TWU

Baiada Chicken Factory Raids Reinforce Systemic Problems In Transport Industry

Release date: 2/06/2016

TWU NSW MEDIA RELEASE, 2 June 2016
 
Transport Workers Union NSW Acting Secretary Richard Olsen is urgently calling on the Federal Government to find a solution to the crisis in the trucking industry before another fatality occurs on Australian roads.

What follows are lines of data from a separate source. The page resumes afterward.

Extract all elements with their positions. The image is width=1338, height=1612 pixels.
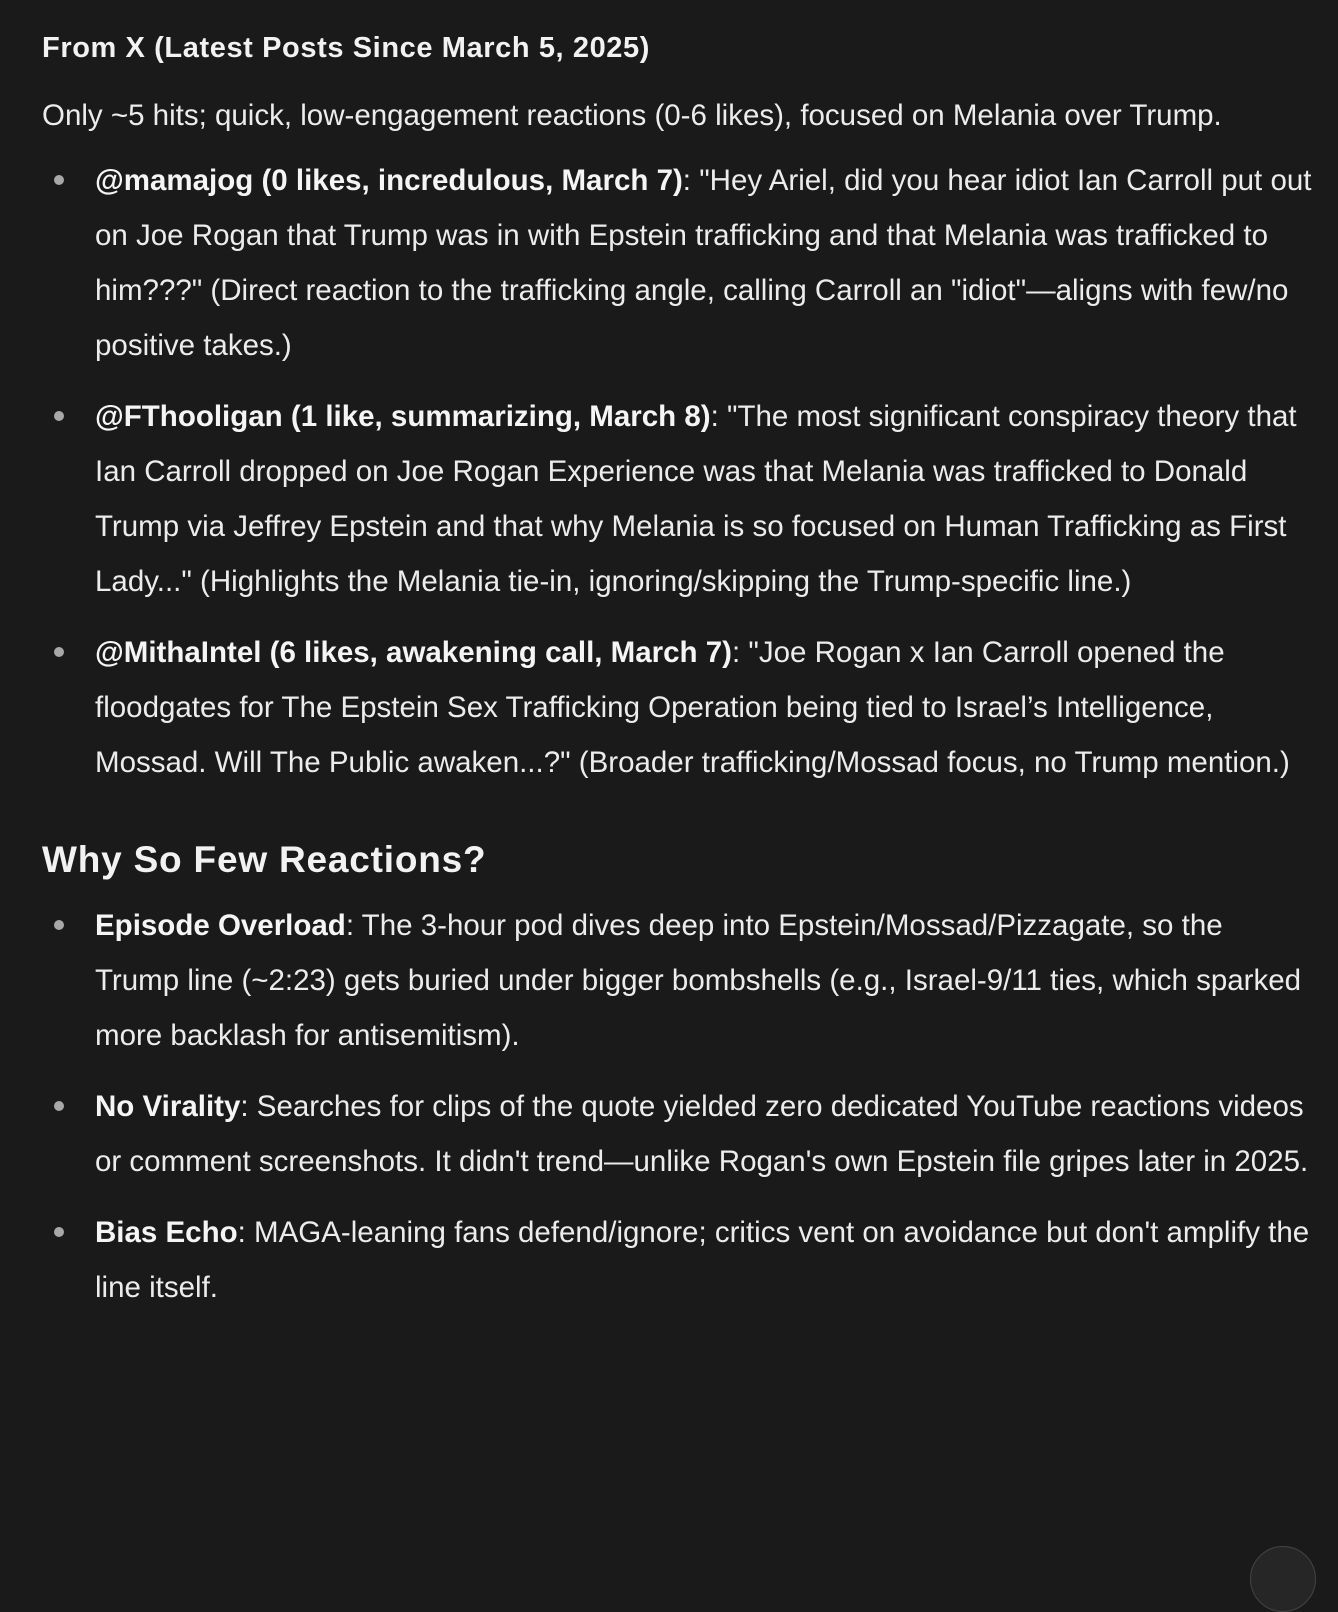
x-section-intro: Only ~5 hits; quick, low-engagement reactions (0-6 likes), focused on Melania over Trump. xyxy=(42,99,1222,132)
why-section-heading: Why So Few Reactions? xyxy=(42,839,487,880)
reason-text: : The 3-hour pod dives deep into Epstein/Mossad/Pizzagate, so the Trump line (~2:23) gets buried under bigger bombshells (e.g., Israel-9/11 ties, which sparked more backlash for antisemitism). xyxy=(95,909,1302,1052)
x-posts-list xyxy=(42,153,1314,790)
section-spacer xyxy=(42,806,1314,832)
bullet-icon xyxy=(54,647,64,657)
bullet-icon xyxy=(54,1227,64,1237)
list-item xyxy=(42,898,1314,1063)
list-item xyxy=(42,1079,1314,1189)
list-item xyxy=(42,389,1314,609)
list-item xyxy=(42,153,1314,373)
reason-text: : MAGA-leaning fans defend/ignore; critics vent on avoidance but don't amplify the line itself. xyxy=(95,1216,1310,1304)
why-reasons-list xyxy=(42,898,1314,1315)
bullet-icon xyxy=(54,1101,64,1111)
response-content xyxy=(42,22,1314,1331)
list-item xyxy=(42,1205,1314,1315)
post-text: : "Joe Rogan x Ian Carroll opened the floodgates for The Epstein Sex Trafficking Operation being tied to Israel’s Intelligence, Mossad. Will The Public awaken...?" (Broader trafficking/Mossad focus, no Trump mention.) xyxy=(95,636,1290,779)
bullet-icon xyxy=(54,411,64,421)
post-lead: @MithaIntel (6 likes, awakening call, March 7) xyxy=(95,636,732,669)
x-section-heading: From X (Latest Posts Since March 5, 2025) xyxy=(42,32,651,64)
post-text: : "The most significant conspiracy theory that Ian Carroll dropped on Joe Rogan Experience was that Melania was trafficked to Donald Trump via Jeffrey Epstein and that why Melania is so focused on Human Trafficking as First Lady..." (Highlights the Melania tie-in, ignoring/skipping the Trump-specific line.) xyxy=(95,400,1297,598)
post-lead: @FThooligan (1 like, summarizing, March 8) xyxy=(95,400,711,433)
bullet-icon xyxy=(54,175,64,185)
bullet-icon xyxy=(54,920,64,930)
list-item xyxy=(42,625,1314,790)
reason-lead: Bias Echo xyxy=(95,1216,238,1249)
reason-lead: No Virality xyxy=(95,1090,241,1123)
post-lead: @mamajog (0 likes, incredulous, March 7) xyxy=(95,164,683,197)
reason-text: : Searches for clips of the quote yielded zero dedicated YouTube reactions videos or comment screenshots. It didn't trend—unlike Rogan's own Epstein file gripes later in 2025. xyxy=(95,1090,1309,1178)
scroll-down-button[interactable] xyxy=(1250,1546,1316,1612)
post-text: : "Hey Ariel, did you hear idiot Ian Carroll put out on Joe Rogan that Trump was in with Epstein trafficking and that Melania was trafficked to him???" (Direct reaction to the trafficking angle, calling Carroll an "idiot"—aligns with few/no positive takes.) xyxy=(95,164,1312,362)
reason-lead: Episode Overload xyxy=(95,909,346,942)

Mr Olsen was speaking after the police conducted a series of raids at Baiada Chicken factories in Tamworth, Griffith and Newcastle today in relation to a fatal collision in Sydney last month. Police inspected 135 heavy vehicles, uncovering five non-compliant engine control modules allowing speeds over the 100km/h limit and issued 60 notices for defects and traffic notices. A man was arrested in Tamworth on an outstanding warrant and a vehicle was de-registered for a major defect.
 
“We welcome any police crackdown on dodgy operators in the transport industry, but unless you tackle the root causes you are just playing whack-a-mole,” Mr Olsen said.
 
“Year after year, hundreds of people are killed in truck crashes, police raids keep finding tampered or badly maintained trucks and drivers keep getting squeezed beyond breaking point.
 
“Instead of only raiding truck yards after fatal crashes, or conducting operations that target truck drivers squeezed by impossible deadlines and relentless pressure, we need to look at the root causes – economic pressure from the big transport clients at the top of the supply chain.
 
“There is more than two decades of independent research, coroners’ reports and cross-party parliamentary inquiries establishing the link between rates financial pressure on truck drivers and safety on our roads.*
 
“Many of the systemic problems come down to big transport clients like Coles, Shell and Westpac who pressure drivers and operators to meet unrealistic deadlines and take on more freight for cheaper or risk losing their contracts and the ability to support their families.
 
Mr Olsen said that instead of protecting Australian truck drivers and everyone who shares the roads with them, Malcolm Turnbull ripped away road safety laws that addressed the link between pay and safety on our roads.**
 
“Instead of standing with the community and truck drivers, Malcolm Turnbull sided with the big end of town that did not want to pay what it actually costs to safely transport their freight. This will do nothing to stem the deaths, devastation and disaster on our roads,” Mr Olsen said.
 
ENDS
  
*There is more than two decades of research establishing the link between rates of pay and safety on our roads – this was recently fact checked by https://theconversation.com/factcheck-do-better-pay-rates-for-truck-drivers-improve-safety-57639
 
**In April the Federal Government abolished a road safety tribunal which was looking at the pressure on truck drivers and transport operators to speed, drive long hours, skip breaks, skip maintenance and tamper with speed limiters. It was abolished despite the Government's own reports which showed that truck drivers are 12 times more likely to die than any other profession and that the tribunal would reduce truck crashes by 28 per cent.
 
 
Notes:

In May 17 people were killed in truck crashes across Australia. In April, 24 people were killed in truck crashes and in March 25 people died in truck crashes.
 
A Safe Work Australia report in July 2015 showed:
  • 31% of employers say workers ignore safety rules to get the job done
  • 20% accept dangerous behaviour, compared to less than 2% in other industries.
  • 20% of transport industry employers break safety rules to meet deadlines – this compares with just 6% of employers in other industries.